Engelli kadın bireylerin istihdam verilerinin üzüntü verici olduğunu söyleyen Yaman, “İşgücüne katılıma bakıldığında, 2011 istatistiklerine göre, en az 1 engeli olan erkeklerin işgücüne katılımı yüzde35,4 (engelsiz Erkeklerde yüzde71,9) iken, kadınlarda ise yüzde12,5 (engelsiz K’da yüzde35,7)’dur. 50+ daha fazla işçi çalışan özel sektör işyerlerinde yüzde3; kamuda ise yüzde4 kotası bulundurulmasına rağmen, Türkiye’deki yaklaşık 5 milyon engellinin sadece 1 milyonu istihdamdadır. İşe yerleştirilen her 5 Erkek engelliye karşılık, sadece 1 kadın engelli istihdam edildiği gözlenmektedir. Engellilerin eğitim hayatında yaşadıkları zorluklar, eğitimlerini tamamlayamamaları, istihdam engelini de yaratan faktörlerden biridir. Özel sektörün üniversite eğitimli birey talebi, kotaların dolmamasının en önemli nedenlerinden biridir. “Biz talep ettik, fakat İŞKUR bize kadro temin edemedi” yaklaşımı, kotaları boş bırakmaktadır. Oysa ki engelli bireylerin çok azı eğitim hayatını tamamlayabilmektedir.” ifadelerini kullandı.

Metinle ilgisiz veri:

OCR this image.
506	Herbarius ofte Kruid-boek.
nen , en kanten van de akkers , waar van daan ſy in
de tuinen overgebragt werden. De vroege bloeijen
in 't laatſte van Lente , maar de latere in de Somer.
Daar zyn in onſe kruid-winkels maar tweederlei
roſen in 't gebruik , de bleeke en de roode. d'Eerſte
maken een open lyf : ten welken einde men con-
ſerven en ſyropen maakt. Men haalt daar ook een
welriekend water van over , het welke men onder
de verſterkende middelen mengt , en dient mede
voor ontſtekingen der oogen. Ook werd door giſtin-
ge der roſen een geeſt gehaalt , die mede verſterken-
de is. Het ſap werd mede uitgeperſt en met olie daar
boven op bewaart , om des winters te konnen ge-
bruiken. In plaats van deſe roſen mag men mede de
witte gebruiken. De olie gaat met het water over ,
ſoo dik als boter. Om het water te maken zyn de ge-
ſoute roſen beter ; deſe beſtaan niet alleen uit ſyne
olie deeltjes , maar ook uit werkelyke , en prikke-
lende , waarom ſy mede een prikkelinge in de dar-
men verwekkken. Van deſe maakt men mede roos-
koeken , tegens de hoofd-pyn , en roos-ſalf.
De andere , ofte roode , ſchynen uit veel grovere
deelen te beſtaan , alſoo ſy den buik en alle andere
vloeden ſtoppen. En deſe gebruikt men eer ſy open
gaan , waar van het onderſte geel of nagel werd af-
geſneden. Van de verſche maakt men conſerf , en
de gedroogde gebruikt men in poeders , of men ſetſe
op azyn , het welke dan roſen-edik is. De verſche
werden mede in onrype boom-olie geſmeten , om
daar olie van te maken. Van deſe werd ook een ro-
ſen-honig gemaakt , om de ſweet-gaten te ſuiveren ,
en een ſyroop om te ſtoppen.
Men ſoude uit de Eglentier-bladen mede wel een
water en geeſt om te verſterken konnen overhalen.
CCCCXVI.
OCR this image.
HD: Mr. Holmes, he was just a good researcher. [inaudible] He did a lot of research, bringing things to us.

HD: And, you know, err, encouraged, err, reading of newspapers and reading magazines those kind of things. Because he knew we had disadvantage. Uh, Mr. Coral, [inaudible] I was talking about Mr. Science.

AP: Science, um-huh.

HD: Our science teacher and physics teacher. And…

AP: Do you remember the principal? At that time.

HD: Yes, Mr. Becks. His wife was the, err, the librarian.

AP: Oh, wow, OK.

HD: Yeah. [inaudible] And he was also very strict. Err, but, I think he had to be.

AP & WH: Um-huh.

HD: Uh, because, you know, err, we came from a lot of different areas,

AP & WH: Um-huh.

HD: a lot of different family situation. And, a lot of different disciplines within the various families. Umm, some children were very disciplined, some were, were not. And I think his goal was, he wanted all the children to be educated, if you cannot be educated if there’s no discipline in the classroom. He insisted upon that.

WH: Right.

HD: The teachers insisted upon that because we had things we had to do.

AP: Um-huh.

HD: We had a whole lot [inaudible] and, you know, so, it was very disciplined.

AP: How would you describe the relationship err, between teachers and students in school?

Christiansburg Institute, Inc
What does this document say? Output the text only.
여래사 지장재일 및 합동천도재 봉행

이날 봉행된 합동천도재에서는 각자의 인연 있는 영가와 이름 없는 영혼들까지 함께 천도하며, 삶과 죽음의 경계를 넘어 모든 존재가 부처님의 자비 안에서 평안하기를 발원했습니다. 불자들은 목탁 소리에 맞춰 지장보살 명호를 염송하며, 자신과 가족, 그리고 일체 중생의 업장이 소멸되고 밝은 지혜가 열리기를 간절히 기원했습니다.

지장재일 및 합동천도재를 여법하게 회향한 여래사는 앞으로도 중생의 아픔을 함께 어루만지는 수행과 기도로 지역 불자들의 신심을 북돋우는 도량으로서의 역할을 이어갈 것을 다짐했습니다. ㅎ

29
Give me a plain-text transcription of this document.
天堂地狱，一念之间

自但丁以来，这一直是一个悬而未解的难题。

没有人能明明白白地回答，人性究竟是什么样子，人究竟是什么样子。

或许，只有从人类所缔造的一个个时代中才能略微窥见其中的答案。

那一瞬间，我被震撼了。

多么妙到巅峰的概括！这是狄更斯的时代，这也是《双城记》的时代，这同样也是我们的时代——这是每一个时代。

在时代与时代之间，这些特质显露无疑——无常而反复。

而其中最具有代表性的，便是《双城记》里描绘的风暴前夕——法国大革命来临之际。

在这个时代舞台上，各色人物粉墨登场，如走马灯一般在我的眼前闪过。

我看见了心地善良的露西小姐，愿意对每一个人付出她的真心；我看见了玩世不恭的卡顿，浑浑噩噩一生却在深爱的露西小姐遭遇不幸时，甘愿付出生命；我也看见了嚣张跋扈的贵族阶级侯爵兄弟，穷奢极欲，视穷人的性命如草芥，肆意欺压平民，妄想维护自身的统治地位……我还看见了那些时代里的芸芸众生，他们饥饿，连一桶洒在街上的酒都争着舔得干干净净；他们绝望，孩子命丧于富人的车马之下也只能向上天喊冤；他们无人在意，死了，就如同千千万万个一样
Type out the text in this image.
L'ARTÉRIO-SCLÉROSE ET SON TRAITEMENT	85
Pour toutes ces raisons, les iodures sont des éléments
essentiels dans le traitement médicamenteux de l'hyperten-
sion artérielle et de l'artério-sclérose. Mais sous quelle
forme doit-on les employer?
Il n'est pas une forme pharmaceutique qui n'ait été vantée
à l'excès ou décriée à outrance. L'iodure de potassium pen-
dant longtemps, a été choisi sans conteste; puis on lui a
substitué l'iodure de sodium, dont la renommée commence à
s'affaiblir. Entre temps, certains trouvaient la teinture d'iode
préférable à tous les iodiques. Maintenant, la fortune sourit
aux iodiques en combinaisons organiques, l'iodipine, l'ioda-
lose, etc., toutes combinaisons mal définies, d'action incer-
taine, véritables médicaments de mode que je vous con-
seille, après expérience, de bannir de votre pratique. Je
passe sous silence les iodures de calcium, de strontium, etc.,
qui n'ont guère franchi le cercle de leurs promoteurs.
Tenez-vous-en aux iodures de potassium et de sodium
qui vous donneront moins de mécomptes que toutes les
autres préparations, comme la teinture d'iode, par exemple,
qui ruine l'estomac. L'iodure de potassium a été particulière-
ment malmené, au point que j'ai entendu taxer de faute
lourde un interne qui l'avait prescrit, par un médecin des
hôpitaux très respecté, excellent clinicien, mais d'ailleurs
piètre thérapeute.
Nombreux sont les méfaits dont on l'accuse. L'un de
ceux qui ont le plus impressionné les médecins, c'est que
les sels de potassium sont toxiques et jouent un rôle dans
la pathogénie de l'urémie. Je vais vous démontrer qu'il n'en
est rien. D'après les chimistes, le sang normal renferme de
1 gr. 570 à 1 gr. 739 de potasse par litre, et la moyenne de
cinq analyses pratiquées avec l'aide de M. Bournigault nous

“Engelli aylıklarının SGK kapsamından çıkarılarak, Sosyal Yardımlaşma Vakfına devredilmesi, hak temelinden, muhtaçlık temeline geçişine zemin oluşturmuştur.”
Yaman sözlerine şöyle devam etti:
“Engelli aylıklarına bakacak olursak, 2013 yılında SGK kapsamından çıkarılarak, Sosyal Yardımlaşma Vakfına devredilmesi, aylıkların HAK TEMELİNDEN, MUHTAÇLIK TEMELİ’ne geçişine zemin oluşturmuştur. Yeni yapılan artışla bir asgari ücretin ancak 4’te 1 ‘i kadar olan engelli aylığı, insani koşulları bulundurmamakta; bakım veren aile üyelerinin sosyal güvencesizliği ise olayı tamamen muhtaçlık zeminine taşımaktadır. Engelliler için savunduğumuz bağımsız yaşam hakkı, ancak ve ancak devletin engellilere bakış açısının değişmesiyle gerçekleşebilir. Uluslararası engelli kriterlerine dayalı, kriterlerin sürekli değişmediği, özlük haklarının tam verildiği, hane içindeki kişi başı gelir seviyesinin bir asgari ücret tutarının 1/3’ünün değil, engellinin bizzat kendisinin gelirinin değerlendirildiği, en az bir asgari ücret üzerinden hesaplanacak ve dayanağı olan istihdam kriterlerinin uygulandığı bir düzenle gerçekleşebilir.”